Lightweight path aggregation network for pedestrian detection on FPGA board

Abstract

In urban environments, pedestrian safety stands as a pivotal metric dictating the accuracy and efficacy of cutting-edge technologies like Advanced Driver Assistance Systems (ADAS) and autonomous vehicles. However, the deployment of such technologies introduces various constraints, notably including the computational resources of processing boards. Therefore, constructing a robust pedestrian detection system necessitates achieving a delicate balance between performance and computational complexity.
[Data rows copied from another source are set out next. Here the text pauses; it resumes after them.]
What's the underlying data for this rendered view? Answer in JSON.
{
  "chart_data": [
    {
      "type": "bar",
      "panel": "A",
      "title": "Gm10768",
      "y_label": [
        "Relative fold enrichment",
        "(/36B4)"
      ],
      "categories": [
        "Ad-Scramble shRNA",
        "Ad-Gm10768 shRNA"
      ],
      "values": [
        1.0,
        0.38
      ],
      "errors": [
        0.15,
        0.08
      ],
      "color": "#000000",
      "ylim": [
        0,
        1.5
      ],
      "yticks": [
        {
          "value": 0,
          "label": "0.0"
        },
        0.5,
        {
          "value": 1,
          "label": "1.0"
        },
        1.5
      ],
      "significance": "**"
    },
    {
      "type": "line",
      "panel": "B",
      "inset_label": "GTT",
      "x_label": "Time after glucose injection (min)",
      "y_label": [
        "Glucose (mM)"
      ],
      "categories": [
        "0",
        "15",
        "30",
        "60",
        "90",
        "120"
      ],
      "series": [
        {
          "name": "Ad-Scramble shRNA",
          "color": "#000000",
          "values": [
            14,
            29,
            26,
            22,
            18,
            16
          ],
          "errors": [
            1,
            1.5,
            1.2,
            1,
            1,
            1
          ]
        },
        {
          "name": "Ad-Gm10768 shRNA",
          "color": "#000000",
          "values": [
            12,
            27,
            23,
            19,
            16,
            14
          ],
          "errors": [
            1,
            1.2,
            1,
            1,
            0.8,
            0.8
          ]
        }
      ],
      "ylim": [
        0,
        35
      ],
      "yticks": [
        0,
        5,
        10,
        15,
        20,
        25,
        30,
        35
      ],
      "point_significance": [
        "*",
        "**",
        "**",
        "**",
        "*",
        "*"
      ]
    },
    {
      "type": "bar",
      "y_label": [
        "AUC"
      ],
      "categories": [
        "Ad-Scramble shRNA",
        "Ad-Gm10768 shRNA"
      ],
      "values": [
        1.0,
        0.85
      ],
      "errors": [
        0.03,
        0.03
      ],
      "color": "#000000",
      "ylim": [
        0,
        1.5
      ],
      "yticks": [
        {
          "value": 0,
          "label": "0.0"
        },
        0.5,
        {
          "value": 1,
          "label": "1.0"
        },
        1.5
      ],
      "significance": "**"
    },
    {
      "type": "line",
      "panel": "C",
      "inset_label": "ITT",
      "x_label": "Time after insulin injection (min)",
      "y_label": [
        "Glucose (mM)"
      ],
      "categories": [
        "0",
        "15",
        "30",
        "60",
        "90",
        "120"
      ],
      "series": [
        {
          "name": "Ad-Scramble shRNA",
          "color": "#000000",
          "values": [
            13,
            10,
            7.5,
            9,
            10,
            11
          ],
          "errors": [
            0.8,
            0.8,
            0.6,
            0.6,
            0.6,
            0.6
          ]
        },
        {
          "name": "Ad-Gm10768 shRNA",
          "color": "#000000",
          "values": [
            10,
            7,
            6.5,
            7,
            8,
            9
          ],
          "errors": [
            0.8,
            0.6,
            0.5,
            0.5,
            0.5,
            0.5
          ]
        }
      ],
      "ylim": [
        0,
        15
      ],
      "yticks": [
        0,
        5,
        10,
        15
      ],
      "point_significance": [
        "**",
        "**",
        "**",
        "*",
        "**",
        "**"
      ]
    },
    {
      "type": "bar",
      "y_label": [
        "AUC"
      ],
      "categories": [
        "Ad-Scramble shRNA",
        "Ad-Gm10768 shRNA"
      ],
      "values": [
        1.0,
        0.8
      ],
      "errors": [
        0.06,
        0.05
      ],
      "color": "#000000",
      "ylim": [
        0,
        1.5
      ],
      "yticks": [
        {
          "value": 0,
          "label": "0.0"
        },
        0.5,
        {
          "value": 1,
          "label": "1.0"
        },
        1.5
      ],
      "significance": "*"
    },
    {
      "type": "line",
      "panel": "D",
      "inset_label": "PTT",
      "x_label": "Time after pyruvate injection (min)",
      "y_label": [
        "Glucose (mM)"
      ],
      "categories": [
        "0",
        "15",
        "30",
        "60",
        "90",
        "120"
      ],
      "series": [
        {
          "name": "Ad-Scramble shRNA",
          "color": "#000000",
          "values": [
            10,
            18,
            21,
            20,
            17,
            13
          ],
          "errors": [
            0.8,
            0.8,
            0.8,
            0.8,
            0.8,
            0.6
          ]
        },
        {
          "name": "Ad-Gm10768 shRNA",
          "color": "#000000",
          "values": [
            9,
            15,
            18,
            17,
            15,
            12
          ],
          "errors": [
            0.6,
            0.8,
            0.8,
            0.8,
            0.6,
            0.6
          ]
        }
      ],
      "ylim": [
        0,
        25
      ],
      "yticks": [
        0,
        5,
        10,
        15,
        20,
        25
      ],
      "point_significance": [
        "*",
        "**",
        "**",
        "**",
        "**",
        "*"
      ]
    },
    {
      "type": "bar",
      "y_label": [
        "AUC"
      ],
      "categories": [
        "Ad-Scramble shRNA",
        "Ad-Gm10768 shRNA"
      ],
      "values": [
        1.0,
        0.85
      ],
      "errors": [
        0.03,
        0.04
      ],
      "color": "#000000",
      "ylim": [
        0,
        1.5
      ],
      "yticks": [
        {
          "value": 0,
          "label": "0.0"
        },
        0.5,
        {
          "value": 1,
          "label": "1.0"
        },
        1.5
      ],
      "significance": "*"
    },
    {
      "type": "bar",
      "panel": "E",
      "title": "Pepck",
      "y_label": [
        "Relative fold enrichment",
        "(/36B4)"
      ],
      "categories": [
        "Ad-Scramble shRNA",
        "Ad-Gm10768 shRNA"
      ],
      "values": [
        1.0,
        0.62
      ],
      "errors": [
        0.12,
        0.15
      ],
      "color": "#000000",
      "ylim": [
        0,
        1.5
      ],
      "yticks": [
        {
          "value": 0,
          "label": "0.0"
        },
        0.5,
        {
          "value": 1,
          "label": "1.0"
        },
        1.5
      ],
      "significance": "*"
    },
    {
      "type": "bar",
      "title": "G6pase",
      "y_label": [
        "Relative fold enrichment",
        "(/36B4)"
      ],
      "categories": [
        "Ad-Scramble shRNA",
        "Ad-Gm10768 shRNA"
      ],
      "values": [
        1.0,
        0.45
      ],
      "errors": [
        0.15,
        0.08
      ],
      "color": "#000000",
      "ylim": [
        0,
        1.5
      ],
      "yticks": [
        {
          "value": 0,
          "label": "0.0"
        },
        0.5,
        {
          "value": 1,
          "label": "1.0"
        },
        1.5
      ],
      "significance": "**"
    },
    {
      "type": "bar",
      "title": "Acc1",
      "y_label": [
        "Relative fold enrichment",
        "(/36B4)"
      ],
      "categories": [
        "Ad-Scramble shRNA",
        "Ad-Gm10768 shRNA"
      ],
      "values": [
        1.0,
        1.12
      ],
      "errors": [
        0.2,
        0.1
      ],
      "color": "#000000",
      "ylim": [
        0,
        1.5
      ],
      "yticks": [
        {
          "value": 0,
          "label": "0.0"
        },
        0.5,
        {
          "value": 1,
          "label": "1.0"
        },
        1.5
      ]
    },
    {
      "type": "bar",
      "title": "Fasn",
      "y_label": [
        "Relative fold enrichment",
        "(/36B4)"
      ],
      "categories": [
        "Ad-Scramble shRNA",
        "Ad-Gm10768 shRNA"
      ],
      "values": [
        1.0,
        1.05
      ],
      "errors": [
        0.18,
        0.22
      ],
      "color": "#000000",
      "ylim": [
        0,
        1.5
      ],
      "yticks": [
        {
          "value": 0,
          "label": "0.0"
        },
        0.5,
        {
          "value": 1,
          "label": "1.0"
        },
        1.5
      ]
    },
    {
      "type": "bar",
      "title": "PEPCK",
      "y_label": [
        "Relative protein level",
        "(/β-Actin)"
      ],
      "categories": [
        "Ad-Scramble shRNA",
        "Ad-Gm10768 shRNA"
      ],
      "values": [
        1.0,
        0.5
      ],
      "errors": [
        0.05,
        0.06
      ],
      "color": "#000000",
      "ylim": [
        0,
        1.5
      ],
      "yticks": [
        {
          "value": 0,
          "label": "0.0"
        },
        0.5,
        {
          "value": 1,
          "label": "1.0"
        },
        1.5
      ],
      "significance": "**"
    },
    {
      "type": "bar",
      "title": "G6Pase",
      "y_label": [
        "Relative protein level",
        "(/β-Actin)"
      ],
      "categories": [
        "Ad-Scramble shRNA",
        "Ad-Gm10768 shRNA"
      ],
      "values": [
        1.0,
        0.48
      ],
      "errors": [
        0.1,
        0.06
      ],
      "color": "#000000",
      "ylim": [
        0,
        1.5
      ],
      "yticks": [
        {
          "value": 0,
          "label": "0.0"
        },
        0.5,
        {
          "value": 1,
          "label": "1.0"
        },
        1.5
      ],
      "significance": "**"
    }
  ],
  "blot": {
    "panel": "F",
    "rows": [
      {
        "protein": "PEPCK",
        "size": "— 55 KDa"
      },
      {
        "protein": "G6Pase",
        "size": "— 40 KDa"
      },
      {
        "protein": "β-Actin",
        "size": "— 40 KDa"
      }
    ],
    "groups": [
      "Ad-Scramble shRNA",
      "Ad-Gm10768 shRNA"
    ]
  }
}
In this study, we propose the development of a lightweight Convolutional Neural Network (CNN) model specifically tailored for pedestrian detection. The backbone architecture of the model was meticulously searched using a network search engine predicated on the Multi-Objective Genetic Algorithm (NSGA-II) with a customized strategy. Notably, we shifted the search space from central processing units to Multi-Processor System-on-Chip (MPSoC) devices, aligning with the practical considerations of real-world applications. Our proposed model capitalizes on the path aggregation architecture coupled with a lightweight backbone design. The core concept revolves around the efficient transfer of high semantic features from the network's bottom to its top via the shortest path, thereby enhancing detection rates without introducing undue computational complexity. To ensure compatibility with embedded devices with limited memory, the proposed model underwent compression via quantization and pruning techniques. For rigorous evaluation, we tested the pedestrian detection model on the Xilinx ZCU 102 board, utilizing the Karlsruhe Institute of Technology and Toyota Technological Institute (KITTI) dataset for training and evaluation purposes. The reported results substantiate the efficacy of our proposed model, boasting a mean average precision (mAP) of 93.6 % alongside a commendable processing speed of 13 frames per second (FPS). These outcomes underscore the suitability of the proposed model for real-life scenarios, wherein ensuring a high level of safety remains paramount.